Temas éticos y responsabilidades del médico

Es bien conocida la obligación legal y ética de los médicos de denunciar los malos tratos a los niños y los cónyuges. Tal abuso se debe denunciar a las autoridades legales competentes; el no hacerlo constituye una violación de la ley por parte del médico. Las familias que abusan de sustancias químicas experimentan un riesgo mayor de agresión tanto física como sexual. Es probable que ni la víctima ni el agresor comuniquen la situación, a causa del miedo y la vergüenza. La víctima puede tener miedo a una agresión más grave o incluso a la muerte, a ser abandonada por el agresor o a la vergüenza si se descubre el abuso. El agresor teme ser apresado y castigado, perder la familia, el trabajo y la libertad, y soportar la humillación pública. Por esas y otras razones similares cabe esperar una “conspiración de silencio”. La probabilidad de una declaración sincera aumenta si el médico ofrece soporte, ayuda y comprensión.

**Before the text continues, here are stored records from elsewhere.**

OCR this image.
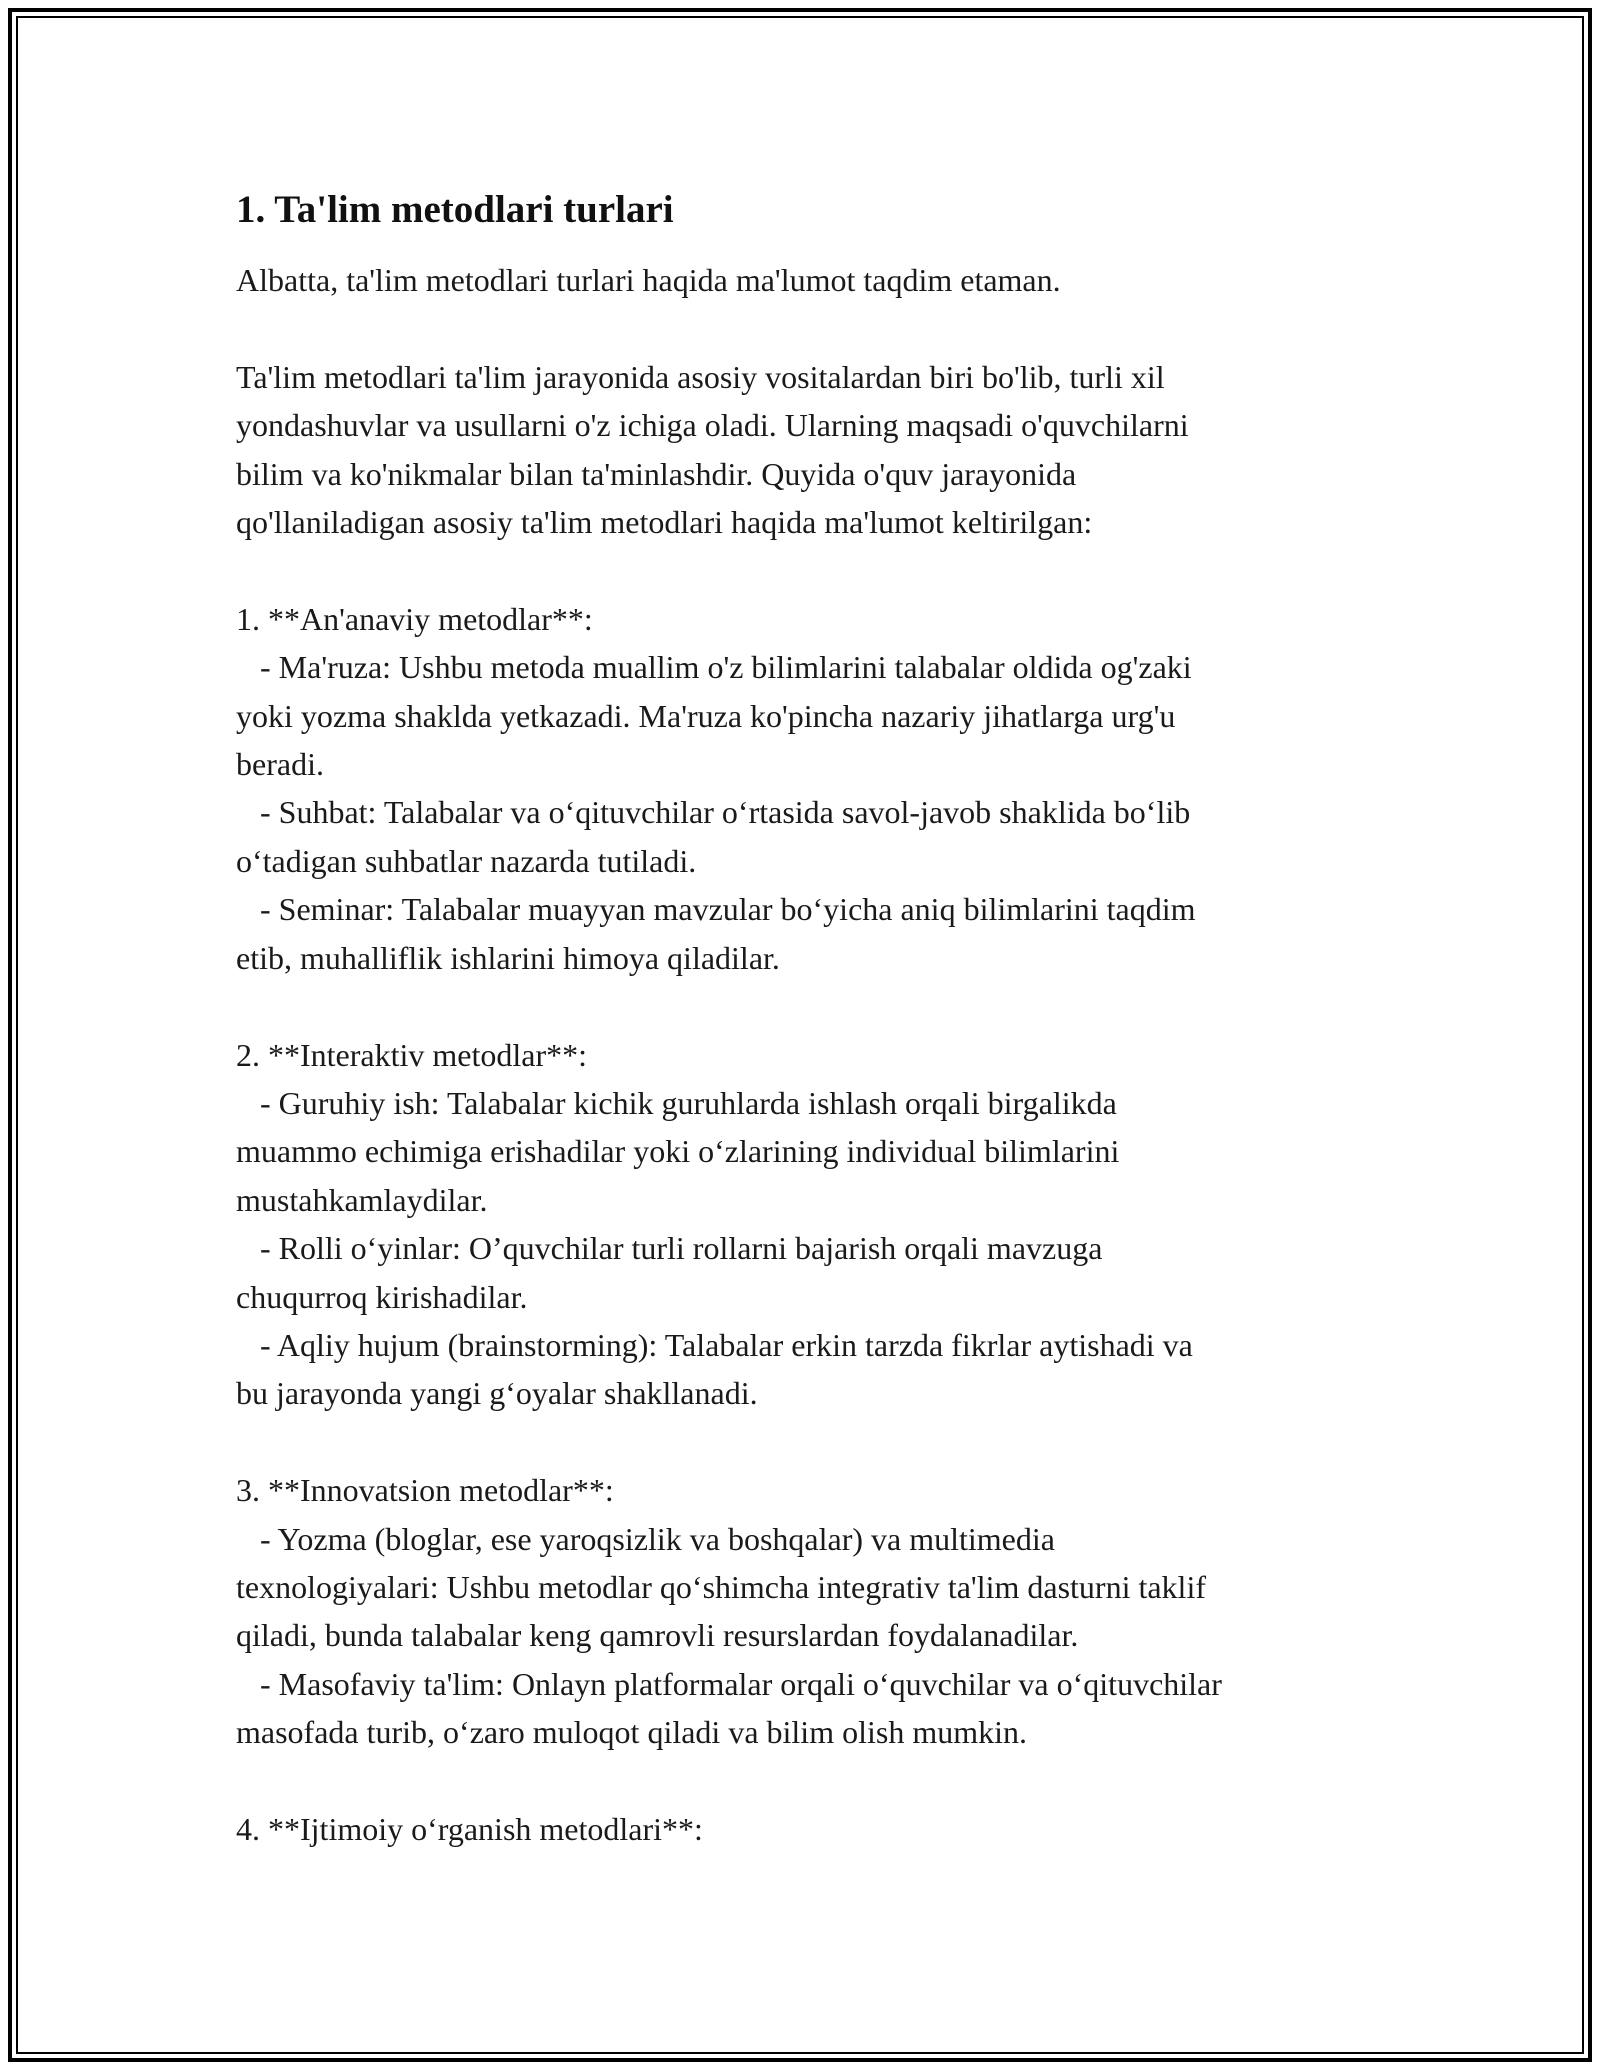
1. Ta'lim metodlari turlari

Albatta, ta'lim metodlari turlari haqida ma'lumot taqdim etaman.

Ta'lim metodlari ta'lim jarayonida asosiy vositalardan biri bo'lib, turli xil
yondashuvlar va usullarni o'z ichiga oladi. Ularning maqsadi o'quvchilarni
bilim va ko'nikmalar bilan ta'minlashdir. Quyida o'quv jarayonida
qo'llaniladigan asosiy ta'lim metodlari haqida ma'lumot keltirilgan:

1. **An'anaviy metodlar**:
- Ma'ruza: Ushbu metoda muallim o'z bilimlarini talabalar oldida og'zaki
yoki yozma shakldа yetkazadi. Ma'ruza ko'pincha nazariy jihatlarga urg'u
beradi.
- Suhbat: Talabalar va o‘qituvchilar o‘rtasida savol-javob shaklida bo‘lib
o‘tadigan suhbatlar nazarda tutiladi.
- Seminar: Talabalar muayyan mavzular bo‘yicha aniq bilimlarini taqdim
etib, muhalliflik ishlarini himoya qiladilar.

2. **Interaktiv metodlar**:
- Guruhiy ish: Talabalar kichik guruhlarda ishlash orqali birgalikda
muammo echimiga erishadilar yoki o‘zlarining individual bilimlarini
mustahkamlaydilar.
- Rolli o‘yinlar: O’quvchilar turli rollarni bajarish orqali mavzuga
chuqurroq kirishadilar.
- Aqliy hujum (brainstorming): Talabalar erkin tarzda fikrlar aytishadi va
bu jarayonda yangi g‘oyalar shakllanadi.

3. **Innovatsion metodlar**:
- Yozma (bloglar, ese yaroqsizlik va boshqalar) va multimedia
texnologiyalari: Ushbu metodlar qo‘shimcha integrativ ta'lim dasturni taklif
qiladi, bunda talabalar keng qamrovli resurslardan foydalanadilar.
- Masofaviy ta'lim: Onlayn platformalar orqali o‘quvchilar va o‘qituvchilar
masofada turib, o‘zaro muloqot qiladi va bilim olish mumkin.

4. **Ijtimoiy o‘rganish metodlari**:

Existen normas legales igual de claras que gobiernan las obligaciones del médico en caso de amenaza o agresión, pero el peligro para las demás personas también puede adoptar la forma de un paciente intoxicado que piensa volver a casa desde la sala de urgencias conduciendo el automóvil, un conductor de vehículos públicos (p. ej., un piloto de aviones comerciales o un chófer de camiones alcohólico) o un profesional médico incapacitado para desempeñar sus funciones. Desde el punto de vista legal, el paciente intoxicado no puede ser retenido sin una orden judicial, excepto por la policía. Si el médico considera que un paciente está alterado, tiene el deber de intentar convencerlo para que no conduzca, y para que utilice un taxi o llame a un amigo o familiar; como último recurso, el médico puede ponerse en contacto con la policía e informarles de la situación. La seguridad pública debe tener prioridad sobre el derecho del paciente a la confidencialidad, y el no notificar a las autoridades apropiadas una amenaza para la seguridad pública expone al médico a una sanción legal. En EE.UU. esta advertencia se aplica en especial cuando el paciente es un empleado del U.S. Department of Transportation. Se recomienda obtener consejo legal antes de la notificación, puesto que las normas están cambiando en este campo.

Muchos médicos evitan informar de que un colega está incapacitado, al creer que eso constituye una falta de compañerismo. De hecho, las normas éticas de los médicos y otros profesionales sanitarios estipulan con claridad la obligación de notificar la incapacidad de un colega. El porcentaje de éxito del tratamiento en los médicos afectados es uno de los más altos entre los diversos grupos de pacientes. La utilización de los servicios de intervención a través de los comités encargados de conceder las licencias para el ejercicio profesional, o de los programas para profesionales sanitarios afectados, permite que el sujeto incapacitado conserve su situación profesional, el empleo y el respeto hacia sí mismo al recibir tratamiento. Además, de ese modo se protege al público.